Chemical Identity and Structure
Chemical Name: 2,6-Difluorobenzyl bromide
CAS Number: 85118-00-9
Molecular Formula: C₇H₅BrF₂
Molecular Weight: 223.01 g/mol
IUPAC Name: (2,6-Difluorophenyl)methyl bromide
Structurally, the compound consists of a benzene ring substituted with two fluorine atoms at the ortho positions (positions 2 and 6) and a bromomethyl (-CH₂Br) group attached to the ring. This arrangement combines the electronic effects of fluorine atoms with the reactivity of a benzylic bromide, making it particularly useful in nucleophilic ...
... substitution reactions and as an intermediate in organic synthesis.
Physical and Chemical Properties
2,6-Difluorobenzyl bromide is typically a colorless to pale yellow liquid, depending on purity and storage conditions. Like many halogenated organic compounds, it possesses a sharp, characteristic odor and is sensitive to moisture and prolonged exposure to light.
Some of its general properties include:
Boiling Point: Approximately 195–200°C

Melting Point: Below room temperature (liquid at ambient conditions)

Density: Around 1.65 g/cm³

Refractive Index: Approximately 1.530–1.540

Solubility: Insoluble in water; soluble in common organic solvents such as dichloromethane, chloroform, and ether.
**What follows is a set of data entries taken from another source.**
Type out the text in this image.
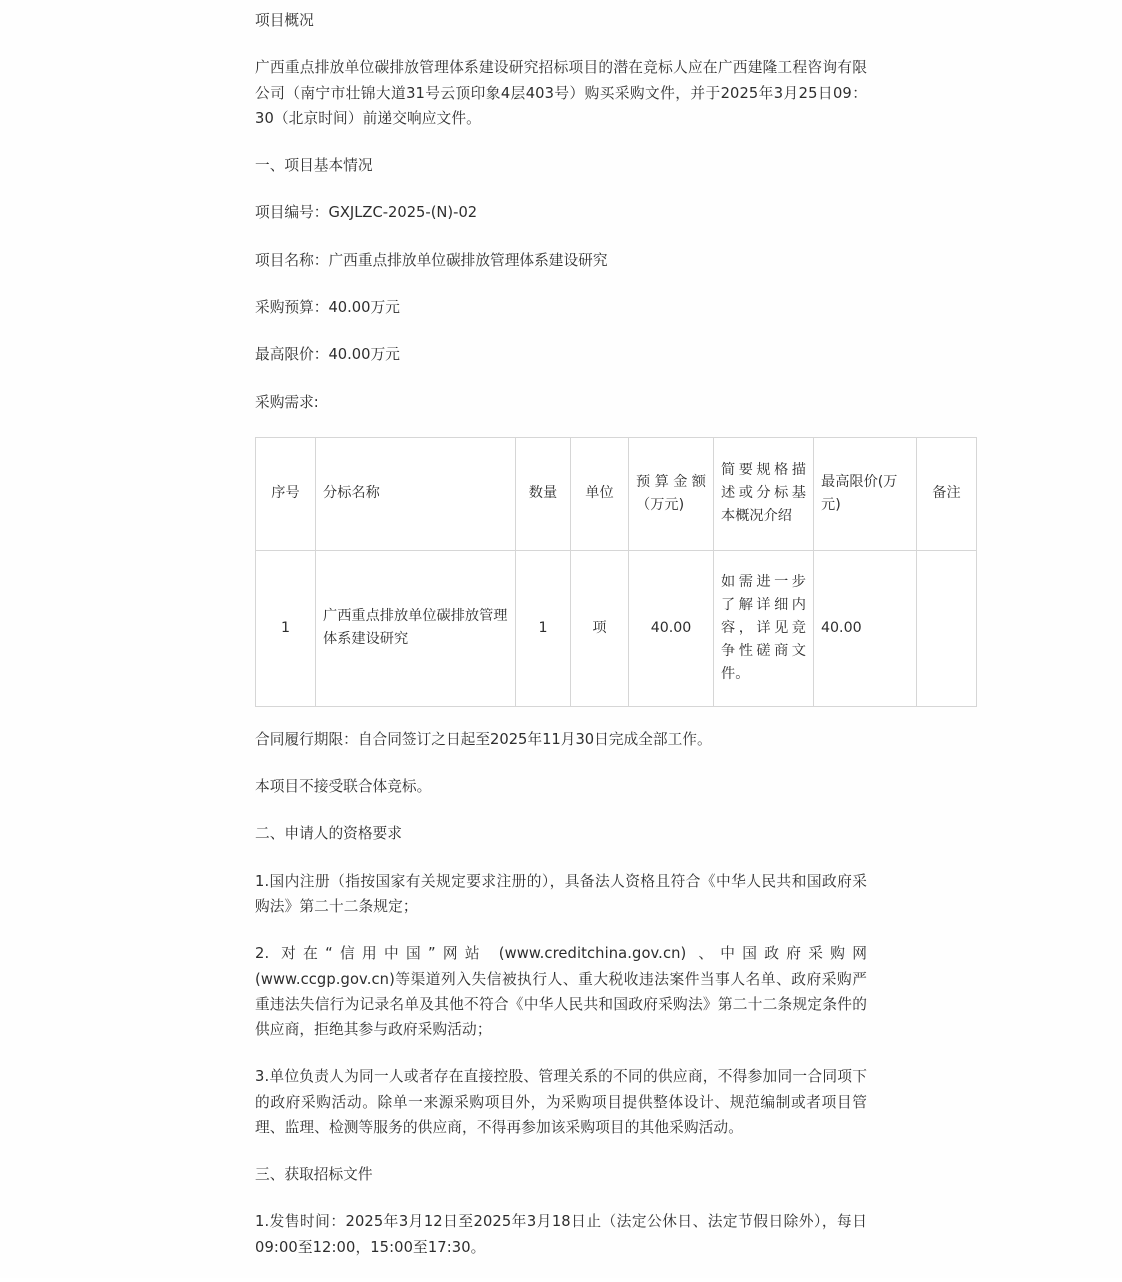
项目概况
广西重点排放单位碳排放管理体系建设研究招标项目的潜在竞标人应在广西建隆工程咨询有限公司（南宁市壮锦大道31号云顶印象4层403号）购买采购文件，并于2025年3月25日09：30（北京时间）前递交响应文件。
一、项目基本情况
项目编号：GXJLZC-2025-(N)-02
项目名称：广西重点排放单位碳排放管理体系建设研究
采购预算：40.00万元
最高限价：40.00万元
采购需求:
序号	分标名称	数量	单位	预算金额（万元)	简要规格描述或分标基本概况介绍	最高限价(万元)	备注
1	广西重点排放单位碳排放管理体系建设研究	1	项	40.00	如需进一步了解详细内容，详见竞争性磋商文件。	40.00	
合同履行期限：自合同签订之日起至2025年11月30日完成全部工作。
本项目不接受联合体竞标。
二、申请人的资格要求
1.国内注册（指按国家有关规定要求注册的），具备法人资格且符合《中华人民共和国政府采购法》第二十二条规定；
2. 对在“信用中国”网站 (www.creditchina.gov.cn) 、中国政府采购网 (www.ccgp.gov.cn)等渠道列入失信被执行人、重大税收违法案件当事人名单、政府采购严重违法失信行为记录名单及其他不符合《中华人民共和国政府采购法》第二十二条规定条件的供应商，拒绝其参与政府采购活动；
3.单位负责人为同一人或者存在直接控股、管理关系的不同的供应商，不得参加同一合同项下的政府采购活动。除单一来源采购项目外，为采购项目提供整体设计、规范编制或者项目管理、监理、检测等服务的供应商，不得再参加该采购项目的其他采购活动。
三、获取招标文件
1.发售时间：2025年3月12日至2025年3月18日止（法定公休日、法定节假日除外），每日09:00至12:00，15:00至17:30。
These properties reflect its relatively high molecular weight and the presence of halogens, which increase its density and refractive index compared to non-halogenated analogs.
Synthesis and Preparation
2,6-Difluorobenzyl bromide can be synthesized through several established methods. One common route involves the bromination of 2,6-difluorotoluene using bromine or N-bromosuccinimide (NBS) in the presence of a radical initiator such as benzoyl peroxide or azobisisobutyronitrile (AIBN). The reaction proceeds via a free-radical substitution mechanism, selectively targeting the benzylic hydrogen atom.
The general reaction can be represented as:
C₆H₃F₂CH₃ + Br₂ → C₆H₃F₂CH₂Br + HBr
Careful control of reaction conditions, such as temperature and light exposure, is crucial to ensure selectivity and to prevent over-bromination or degradation of the product.
Chemical Reactivity
As a benzyl bromide derivative, 2,6-Difluorobenzyl bromide exhibits significant electrophilic reactivity at the benzylic carbon. The carbon–bromine bond is polarized, allowing the bromine atom to act as a leaving group during substitution reactions.
Key reaction types include:
Nucleophilic Substitution (SN1/SN2):
It readily reacts with nucleophiles such as amines, thiols, or alkoxides to form corresponding benzyl derivatives like ethers, thioethers, or amines.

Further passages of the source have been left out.